At the OCM, it was mentioned that many objects that are used with hold-down need a feedback about the reload status that is easily visible. And where would that be? Around the mouse cursor of course. As a circle-like "progress-bar" of some sort. To do this completely via script would require to query the GUI coordinates of the mouse position every frame, thus transferring them over network. The display of this circle would get extremely laggy if the control rate is high.
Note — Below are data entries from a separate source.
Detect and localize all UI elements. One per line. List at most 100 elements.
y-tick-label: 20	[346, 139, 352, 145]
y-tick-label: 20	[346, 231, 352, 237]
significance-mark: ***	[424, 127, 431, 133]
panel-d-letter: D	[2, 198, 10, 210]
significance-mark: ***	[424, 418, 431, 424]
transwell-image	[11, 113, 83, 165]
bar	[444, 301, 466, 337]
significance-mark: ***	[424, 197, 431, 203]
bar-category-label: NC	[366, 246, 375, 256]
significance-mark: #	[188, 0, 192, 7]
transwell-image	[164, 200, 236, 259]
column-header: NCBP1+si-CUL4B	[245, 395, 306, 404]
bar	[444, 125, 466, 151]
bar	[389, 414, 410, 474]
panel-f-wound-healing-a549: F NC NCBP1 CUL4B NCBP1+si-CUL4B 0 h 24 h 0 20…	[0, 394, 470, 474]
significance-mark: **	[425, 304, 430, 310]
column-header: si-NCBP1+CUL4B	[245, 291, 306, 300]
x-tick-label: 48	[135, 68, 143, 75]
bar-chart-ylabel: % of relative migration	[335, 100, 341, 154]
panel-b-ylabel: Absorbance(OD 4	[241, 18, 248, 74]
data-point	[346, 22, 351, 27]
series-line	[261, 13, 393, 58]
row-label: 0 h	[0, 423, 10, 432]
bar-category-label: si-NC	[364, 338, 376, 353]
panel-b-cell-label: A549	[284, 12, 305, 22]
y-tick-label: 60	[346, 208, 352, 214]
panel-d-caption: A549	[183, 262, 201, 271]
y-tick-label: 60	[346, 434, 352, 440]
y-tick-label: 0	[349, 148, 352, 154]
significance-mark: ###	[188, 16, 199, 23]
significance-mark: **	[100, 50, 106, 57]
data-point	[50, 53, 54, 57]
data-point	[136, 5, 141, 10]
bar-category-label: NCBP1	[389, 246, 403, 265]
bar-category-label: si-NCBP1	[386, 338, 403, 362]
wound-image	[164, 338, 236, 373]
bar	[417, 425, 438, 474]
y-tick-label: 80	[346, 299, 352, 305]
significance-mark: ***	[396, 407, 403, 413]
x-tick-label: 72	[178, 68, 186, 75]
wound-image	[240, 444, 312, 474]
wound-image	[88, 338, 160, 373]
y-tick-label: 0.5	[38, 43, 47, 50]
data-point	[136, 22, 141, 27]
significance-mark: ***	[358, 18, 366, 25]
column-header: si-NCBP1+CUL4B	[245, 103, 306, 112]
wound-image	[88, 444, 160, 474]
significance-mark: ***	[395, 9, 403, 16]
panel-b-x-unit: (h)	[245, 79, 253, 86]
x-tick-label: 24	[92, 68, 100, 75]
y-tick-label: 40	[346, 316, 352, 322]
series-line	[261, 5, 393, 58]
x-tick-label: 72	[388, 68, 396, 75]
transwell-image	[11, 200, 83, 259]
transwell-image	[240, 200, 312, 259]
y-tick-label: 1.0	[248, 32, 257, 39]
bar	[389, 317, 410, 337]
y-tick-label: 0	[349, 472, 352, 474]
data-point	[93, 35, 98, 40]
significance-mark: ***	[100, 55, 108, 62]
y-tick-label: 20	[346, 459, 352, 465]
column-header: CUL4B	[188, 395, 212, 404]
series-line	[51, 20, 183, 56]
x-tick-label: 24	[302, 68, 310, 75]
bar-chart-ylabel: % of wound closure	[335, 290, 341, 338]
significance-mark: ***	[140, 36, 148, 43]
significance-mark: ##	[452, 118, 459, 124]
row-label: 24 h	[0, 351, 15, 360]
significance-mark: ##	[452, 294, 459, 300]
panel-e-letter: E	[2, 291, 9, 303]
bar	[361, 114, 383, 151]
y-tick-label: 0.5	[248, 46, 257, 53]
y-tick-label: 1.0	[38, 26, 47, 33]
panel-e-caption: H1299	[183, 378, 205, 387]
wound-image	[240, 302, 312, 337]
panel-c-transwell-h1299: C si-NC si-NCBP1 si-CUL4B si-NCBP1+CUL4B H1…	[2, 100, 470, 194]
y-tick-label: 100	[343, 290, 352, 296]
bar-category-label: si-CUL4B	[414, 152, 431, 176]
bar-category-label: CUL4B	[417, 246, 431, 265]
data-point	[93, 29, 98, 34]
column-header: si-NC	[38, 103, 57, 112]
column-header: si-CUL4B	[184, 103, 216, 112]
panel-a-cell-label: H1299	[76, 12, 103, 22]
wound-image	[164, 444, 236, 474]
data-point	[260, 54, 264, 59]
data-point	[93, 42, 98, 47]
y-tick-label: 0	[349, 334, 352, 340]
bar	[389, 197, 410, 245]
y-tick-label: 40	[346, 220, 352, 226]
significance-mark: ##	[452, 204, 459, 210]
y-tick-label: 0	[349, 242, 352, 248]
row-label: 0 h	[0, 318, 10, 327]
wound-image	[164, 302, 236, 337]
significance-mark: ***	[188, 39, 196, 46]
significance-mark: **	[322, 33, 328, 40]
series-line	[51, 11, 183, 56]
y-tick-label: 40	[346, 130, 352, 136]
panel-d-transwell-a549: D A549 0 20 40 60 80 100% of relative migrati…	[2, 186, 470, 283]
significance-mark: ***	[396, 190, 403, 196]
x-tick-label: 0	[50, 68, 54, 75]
The better solution would be to introduce a draw position property that can be applied to any C4D_GUI objects and define relative to what the gui element should be drawn on the client. This object and a possible interface for changing the cursor graphic via script would need something like DP_Cursor. Other possible constants would be DP_Center for the center of the screen. DP_HorizontalCenter, DP_VerticalCenter, DP_Bottom, DP_Right etc. made sense if the GUI objects wouldn't be zoomed on different resolutions (see below).
It makes sense here to not zoom GUI objects at all with the standard zoom feature but relative to the size of the viewport. If the viewport (=resolution) is smaller, the hud elements need to be smaller. The same kind of zoom as the standard zoom is applied to GUI objects but their zoom level is determined by the resolution, not by the user. Filed under #198.